Obama's tax break for business: Will it put Americans to work?
Obama travels to Cleveland to pitch a tax break package worth as much as $300 billion for businesses. But economists are skeptical that many jobs can be gained this way.
A new round of tax incentives for US businesses could have some positive impact on the job market, but it's not likely to ignite massive employment.
That's the view espoused by some economists as President Obama traveled to Cleveland to pitch a package of incentives worth as much as $300 billion for businesses, alongside $50 billion in new infrastructure spending. The tax break is designed to accelerate business spending on new equipment or facilities.
These aren't necessarily bad ideas. But it may be hard to gain many jobs this way, economists say, in part because the core problem in the economy is slack demand, not high taxes.
The skeptical response also comes amid doubts – among policymakers as well as the general public – about how much can be achieved through federal stimulus efforts.
Job creation this year has been tepid despite a surge in federal spending, including tax breaks for businesses and infrastructure projects.
Another problem: Many small businesses say the new plans don't offset their worry about a potential tax hike on upper-income Americans. Mr. Obama favors allowing the Bush tax cuts to expire at the end of this year, as scheduled, for households earning more than $250,000 a year, while maintaining the 2003 tax rates for other groups.
That move, critics say, would adversely affect consumer spending at a time of weak demand.
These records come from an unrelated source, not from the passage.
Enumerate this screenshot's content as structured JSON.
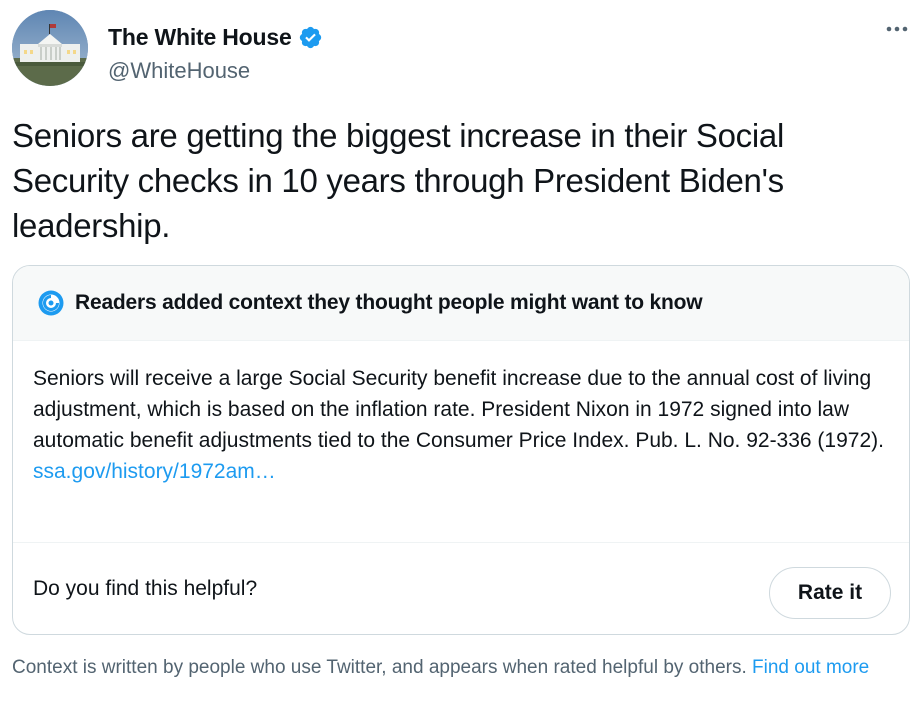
{
  "author": {
    "display_name": "The White House",
    "handle": "@WhiteHouse",
    "verified": true,
    "avatar_icon": "white-house-building-icon"
  },
  "menu_icon": "more-horizontal-icon",
  "tweet": {
    "text": "Seniors are getting the biggest increase in their Social Security checks in 10 years through President Biden's leadership."
  },
  "context_note": {
    "title": "Readers added context they thought people might want to know",
    "icon": "community-notes-icon",
    "body": "Seniors will receive a large Social Security benefit increase due to the annual cost of living adjustment, which is based on the inflation rate. President Nixon in 1972 signed into law automatic benefit adjustments tied to the Consumer Price Index. Pub. L. No. 92-336 (1972).",
    "link": "ssa.gov/history/1972am…",
    "helpful_prompt": "Do you find this helpful?",
    "rate_button": "Rate it"
  },
  "footer": {
    "text": "Context is written by people who use Twitter, and appears when rated helpful by others.",
    "link": "Find out more"
  },
  "colors": {
    "accent": "#1d9bf0",
    "text": "#0f1419",
    "secondary": "#536471",
    "border": "#cfd9de"
  }
}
And it amounts to a tax hike on some employers, since most small businesses report income via the personal income tax.
"This could increase taxes on small businesses at the altogether wrong time,” Todd McCracken, president of the National Small Business Association, said in a statement Tuesday urging extension of the Bush tax cuts.
Obama’s speech in Cleveland was a broad pitch for voters to side with Democrats in the election. But the new proposals from him this week include:
• Allowing companies to deduct 100 percent capital investments they make in 2010 and 2011. This would represent a big immediate tax saving to companies that would usually spread this deduction over, say, 10 years. The proposal could lower the government's corporate tax receipts by $200 billion.
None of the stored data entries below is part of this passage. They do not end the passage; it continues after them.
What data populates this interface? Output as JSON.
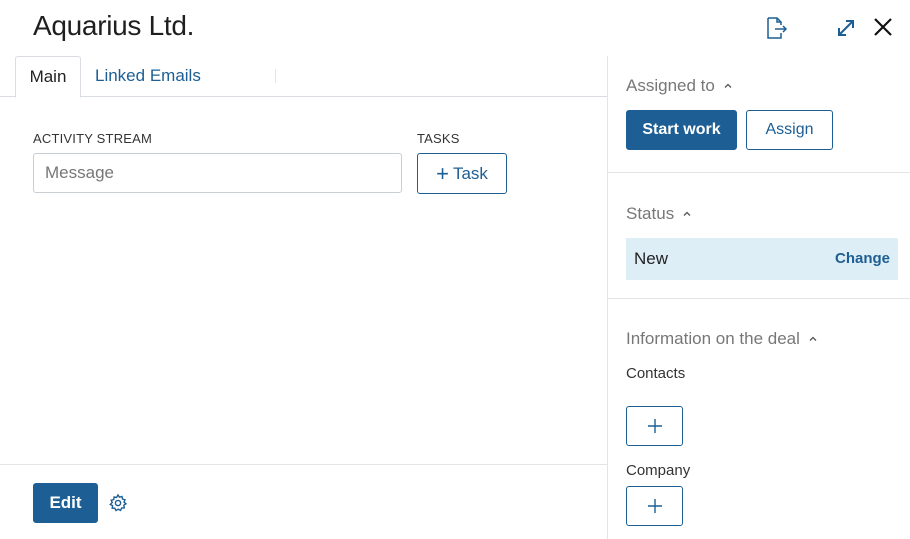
{
  "header": {
    "title": "Aquarius Ltd.",
    "icons": [
      "export-icon",
      "expand-icon",
      "close-icon"
    ]
  },
  "tabs": [
    {
      "label": "Main",
      "active": true
    },
    {
      "label": "Linked Emails",
      "active": false
    }
  ],
  "activity": {
    "label": "ACTIVITY STREAM",
    "placeholder": "Message"
  },
  "tasks": {
    "label": "TASKS",
    "button_label": "Task"
  },
  "footer": {
    "edit_label": "Edit"
  },
  "assigned": {
    "title": "Assigned to",
    "start_label": "Start work",
    "assign_label": "Assign"
  },
  "status": {
    "title": "Status",
    "value": "New",
    "change_label": "Change"
  },
  "deal_info": {
    "title": "Information on the deal",
    "contacts_label": "Contacts",
    "company_label": "Company"
  },
  "colors": {
    "accent": "#1d5f94",
    "status_bg": "#deeef7",
    "divider": "#e2e5e8"
  }
}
• Making permanent the research and experimentation (R&E) tax credit, which could cost about $100 billion over 10 years.
• Boosting infrastructure spending on roads, railways, and airports by $50 billion.
"While potentially helpful, we do not expect these proposals to have a large effect on growth," writes Alec Phillips, an economist at the investment firm Goldman Sachs. And "to the extent that these proposals become law and do have an effect on growth, we would expect the effect to be concentrated later in 2011."
The idea to allow businesses to expense their investment costs upfront, rather than over several years, could be the incentive for some on-the-fence corporations to buy equipment. But Mr. Phillips is skeptical that this move – or the R&E tax credit – would have a large impact on businesses.
If Obama pays for the proposals partly by raising other business taxes, as expected, that could also dampen the overall economic boost of the plan.
Whether Congress will approve the measures is another uncertainty. Democrats could try to fold the business tax provisions into a Senate bill, with other tax breaks for small business. Or they could hitch the proposals to a measure extending the Bush tax cuts (except for the rich). Either way, the trick for Obama is to win passage by a divided Senate, with an election just weeks away.